İclal Aydın’ı da şöhrete kavuşturan bir diziydi ‘Sıcak Saatler...’
Bu sene Altın Kelebek’te en çok hoşuma giden işlerden biri de protokol ayıbına karşı alınan önlem oldu. Meraklı ya da kendisini çok önemli sananların, protokol sıralarında üzerinde isim yazan koltuklardaki kağıdı kaldırıp, oraya oturduklarına defalarca şahit olmuş biriyim. Bu uyanıklığı yapanlar, genellikle gasp ettikleri koltuklardan kaldırılır ama bir umut yaparlar işte. Bu kez uyanıklara fırsat tanınmadı. Baktım, üzerinde isim yazan koltukların tamamına görevliler oturmuştu ve ancak koltuğun sahibi geldiğinde, yerlerinden kalktılar. Bir organizasyon yaparken koltuk gaspçılarına karşı önlem alınan kaç ülke vardır acaba? Daha önemlisi, bir başkasının yerini gasp ederek, etrafa önemli biri olduğu mesajını vermeye çalışan ezik sayısı, acaba bizde neden bu kadar fazla?

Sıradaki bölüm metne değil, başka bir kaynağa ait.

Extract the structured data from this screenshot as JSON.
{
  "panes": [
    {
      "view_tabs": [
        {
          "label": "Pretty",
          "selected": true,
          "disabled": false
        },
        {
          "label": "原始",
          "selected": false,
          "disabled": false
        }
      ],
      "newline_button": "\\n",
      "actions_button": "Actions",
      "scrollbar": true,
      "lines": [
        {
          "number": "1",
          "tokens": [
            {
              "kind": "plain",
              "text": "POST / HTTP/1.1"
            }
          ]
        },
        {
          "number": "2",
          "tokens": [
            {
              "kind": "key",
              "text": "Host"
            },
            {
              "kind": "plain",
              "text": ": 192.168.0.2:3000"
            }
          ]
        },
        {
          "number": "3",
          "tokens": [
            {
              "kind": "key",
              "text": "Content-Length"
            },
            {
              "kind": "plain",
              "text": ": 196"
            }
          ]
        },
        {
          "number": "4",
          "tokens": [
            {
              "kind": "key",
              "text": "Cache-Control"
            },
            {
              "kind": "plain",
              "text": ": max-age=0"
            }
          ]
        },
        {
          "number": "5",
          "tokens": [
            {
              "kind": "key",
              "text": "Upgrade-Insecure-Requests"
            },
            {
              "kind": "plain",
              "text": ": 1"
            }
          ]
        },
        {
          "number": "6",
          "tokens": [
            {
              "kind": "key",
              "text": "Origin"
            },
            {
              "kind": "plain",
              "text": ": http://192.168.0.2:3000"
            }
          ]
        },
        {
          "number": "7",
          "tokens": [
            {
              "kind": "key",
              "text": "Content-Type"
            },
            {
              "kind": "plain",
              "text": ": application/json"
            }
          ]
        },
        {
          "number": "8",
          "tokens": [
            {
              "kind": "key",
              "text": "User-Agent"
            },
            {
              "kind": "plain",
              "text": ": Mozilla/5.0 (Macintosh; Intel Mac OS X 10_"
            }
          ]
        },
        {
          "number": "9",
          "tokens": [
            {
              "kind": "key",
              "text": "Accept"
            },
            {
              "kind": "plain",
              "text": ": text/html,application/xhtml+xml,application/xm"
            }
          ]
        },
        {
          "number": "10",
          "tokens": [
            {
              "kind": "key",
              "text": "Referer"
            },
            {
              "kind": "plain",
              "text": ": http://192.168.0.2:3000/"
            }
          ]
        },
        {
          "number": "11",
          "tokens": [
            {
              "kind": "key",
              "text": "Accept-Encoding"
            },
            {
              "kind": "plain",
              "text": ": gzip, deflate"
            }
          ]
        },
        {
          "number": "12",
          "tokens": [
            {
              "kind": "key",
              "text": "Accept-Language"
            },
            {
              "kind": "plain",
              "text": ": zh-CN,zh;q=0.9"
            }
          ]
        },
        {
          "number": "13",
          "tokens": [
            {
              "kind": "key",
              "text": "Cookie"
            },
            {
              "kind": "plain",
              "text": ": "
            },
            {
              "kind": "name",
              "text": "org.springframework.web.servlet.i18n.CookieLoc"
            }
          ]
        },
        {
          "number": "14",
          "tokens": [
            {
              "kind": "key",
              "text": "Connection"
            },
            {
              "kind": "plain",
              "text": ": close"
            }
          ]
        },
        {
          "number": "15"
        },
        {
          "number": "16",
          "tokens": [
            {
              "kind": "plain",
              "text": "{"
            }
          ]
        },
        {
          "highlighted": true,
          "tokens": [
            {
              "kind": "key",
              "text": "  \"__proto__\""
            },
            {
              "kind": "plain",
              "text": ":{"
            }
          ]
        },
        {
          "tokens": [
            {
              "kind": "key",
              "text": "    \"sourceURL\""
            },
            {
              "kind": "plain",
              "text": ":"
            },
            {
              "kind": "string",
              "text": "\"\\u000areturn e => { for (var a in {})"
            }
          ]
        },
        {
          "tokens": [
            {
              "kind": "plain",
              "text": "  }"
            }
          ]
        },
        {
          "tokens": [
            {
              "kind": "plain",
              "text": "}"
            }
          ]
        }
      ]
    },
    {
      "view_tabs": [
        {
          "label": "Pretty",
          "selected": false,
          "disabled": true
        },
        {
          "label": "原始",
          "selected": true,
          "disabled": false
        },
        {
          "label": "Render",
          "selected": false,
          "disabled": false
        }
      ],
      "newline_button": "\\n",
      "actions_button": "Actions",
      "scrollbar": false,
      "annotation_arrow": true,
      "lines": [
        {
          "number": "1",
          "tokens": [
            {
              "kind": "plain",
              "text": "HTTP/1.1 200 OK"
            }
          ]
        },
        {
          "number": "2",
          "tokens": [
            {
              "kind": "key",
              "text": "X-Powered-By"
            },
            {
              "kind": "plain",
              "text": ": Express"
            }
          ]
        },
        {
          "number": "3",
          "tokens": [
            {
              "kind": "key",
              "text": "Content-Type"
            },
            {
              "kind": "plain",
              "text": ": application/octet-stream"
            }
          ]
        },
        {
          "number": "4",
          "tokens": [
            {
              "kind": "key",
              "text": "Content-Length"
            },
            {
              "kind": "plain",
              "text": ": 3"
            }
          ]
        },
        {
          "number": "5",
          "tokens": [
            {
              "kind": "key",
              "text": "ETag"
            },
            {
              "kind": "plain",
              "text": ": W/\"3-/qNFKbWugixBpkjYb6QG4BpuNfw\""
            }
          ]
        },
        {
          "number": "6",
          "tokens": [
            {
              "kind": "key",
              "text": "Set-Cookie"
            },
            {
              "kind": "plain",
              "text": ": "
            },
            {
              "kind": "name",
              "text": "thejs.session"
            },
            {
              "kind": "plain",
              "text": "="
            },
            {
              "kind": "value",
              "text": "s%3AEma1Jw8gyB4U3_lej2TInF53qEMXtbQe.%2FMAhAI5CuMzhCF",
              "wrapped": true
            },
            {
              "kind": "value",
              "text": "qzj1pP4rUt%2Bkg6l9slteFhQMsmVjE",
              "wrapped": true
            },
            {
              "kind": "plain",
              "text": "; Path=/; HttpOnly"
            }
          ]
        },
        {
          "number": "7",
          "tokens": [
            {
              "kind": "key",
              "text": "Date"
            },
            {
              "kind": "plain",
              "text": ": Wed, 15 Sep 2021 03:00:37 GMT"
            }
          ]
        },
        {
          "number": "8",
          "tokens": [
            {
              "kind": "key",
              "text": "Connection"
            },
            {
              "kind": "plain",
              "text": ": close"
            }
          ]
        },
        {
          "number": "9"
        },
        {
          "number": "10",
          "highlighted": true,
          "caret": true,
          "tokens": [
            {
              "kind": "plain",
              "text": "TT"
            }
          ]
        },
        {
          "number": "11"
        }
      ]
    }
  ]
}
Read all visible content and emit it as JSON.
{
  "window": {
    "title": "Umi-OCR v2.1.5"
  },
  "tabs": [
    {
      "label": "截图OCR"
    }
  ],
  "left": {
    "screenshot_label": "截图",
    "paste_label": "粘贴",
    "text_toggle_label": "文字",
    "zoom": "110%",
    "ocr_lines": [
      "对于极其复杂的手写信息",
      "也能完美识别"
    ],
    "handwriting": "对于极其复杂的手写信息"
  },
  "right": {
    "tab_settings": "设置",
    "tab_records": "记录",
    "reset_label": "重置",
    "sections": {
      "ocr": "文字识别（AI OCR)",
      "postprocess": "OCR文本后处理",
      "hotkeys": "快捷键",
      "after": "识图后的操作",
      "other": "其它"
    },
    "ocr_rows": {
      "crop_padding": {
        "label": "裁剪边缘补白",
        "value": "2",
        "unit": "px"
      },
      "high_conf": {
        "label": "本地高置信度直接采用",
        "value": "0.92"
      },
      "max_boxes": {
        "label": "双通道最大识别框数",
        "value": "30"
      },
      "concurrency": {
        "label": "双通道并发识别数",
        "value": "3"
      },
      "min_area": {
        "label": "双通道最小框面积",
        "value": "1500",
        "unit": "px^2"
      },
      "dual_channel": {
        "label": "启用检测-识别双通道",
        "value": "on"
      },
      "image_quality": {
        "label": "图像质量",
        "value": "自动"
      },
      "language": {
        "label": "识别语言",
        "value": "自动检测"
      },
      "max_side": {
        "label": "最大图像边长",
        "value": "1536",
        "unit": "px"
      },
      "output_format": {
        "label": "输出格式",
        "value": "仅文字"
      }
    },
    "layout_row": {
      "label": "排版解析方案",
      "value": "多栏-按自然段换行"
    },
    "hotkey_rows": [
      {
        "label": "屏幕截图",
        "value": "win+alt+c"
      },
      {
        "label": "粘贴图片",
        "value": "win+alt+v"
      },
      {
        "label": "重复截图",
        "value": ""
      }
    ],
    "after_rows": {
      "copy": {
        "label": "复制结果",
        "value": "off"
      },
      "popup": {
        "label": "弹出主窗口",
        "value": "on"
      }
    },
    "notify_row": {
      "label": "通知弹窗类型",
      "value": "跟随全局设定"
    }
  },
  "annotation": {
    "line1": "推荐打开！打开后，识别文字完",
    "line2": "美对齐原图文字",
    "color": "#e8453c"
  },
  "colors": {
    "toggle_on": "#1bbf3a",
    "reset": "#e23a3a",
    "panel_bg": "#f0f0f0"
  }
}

Büyük lokma ye büyük konuşma
Alişan, yeni bir aşka yelken açmış. Açabilir, ayrılık acılarının 3-5 gün bile sürmediği bir dünyada yaşıyoruz. Kimse şarkıcıya biten ilişkisi ve atılan nişanla ilgili, özellikle de yeni aşkının yanında soru sormama inceliğini göstermeli. Alişan da, yeni ilişkisine dair her soruya, “Cumhurbaşkanımıza söz vermiştim, işte evleniyorum” tarzı açıklamalar yapmak için biraz beklemeyi öğrenmeli...
Çöpten kütüphane
Kitaplar ne olursa olsun çöpe atılmaz diye bilirdim, fena halde yanılmışım. Çankaya Belediyesi temizlik işçileri, çöpe atılan kitapları toplayarak, kendilerine bir kütüphane oluşturmuş. Ufak tefek, 10-15 kitaplık bir kütüphane değil sözünü ettiğim, içinde tam 3 bin 500 kitap var. Çok küçük bir kısmı bağış, kalanının tamamı çöpten toplanmış. Arkadaş, bir sürü okul ve dernek binası çocuklara, üyelerine okutacak kitap bulmak için kampanya üzerine kampanya yapıyor. Okumayacaksan, sokakta görünen bir yere bırakırsın, insanlar alır, okurlar. Tamam bu kütüphane güzel iş ama kitapların çöpe atıldığını bilmek de üzüyor insanı...
AJANDA NOTLARI
- ’Leylim Ley’ türküsünü bilirsiniz değil mi? Onu bilmiyorsanız, ‘Ben Sana Vurgunum’u bilirsiniz ya da ‘Benim meskenim dağlardır dağlar’ diye mutlaka mırıldandığınız bir zaman olmuştur. İşte o mısraları kafamıza kazıyan adam Sabahattin Ali’yi kapak yapmış Tuhaf Dergisi. Kapağın içi de dolu, Selim İleri’nin ‘Arzu Tramvayı’ başta olmak üzere, unutulmaz oyunların yazarı Tennesee Williams üzerine yazılanlar da... Değişik bir Ata Demirer röportajı, Mazhar Alanson’un şiirler ve şairlere dair söyledikleri dikkat çekici. Okudukça, zenginleşiyor insan.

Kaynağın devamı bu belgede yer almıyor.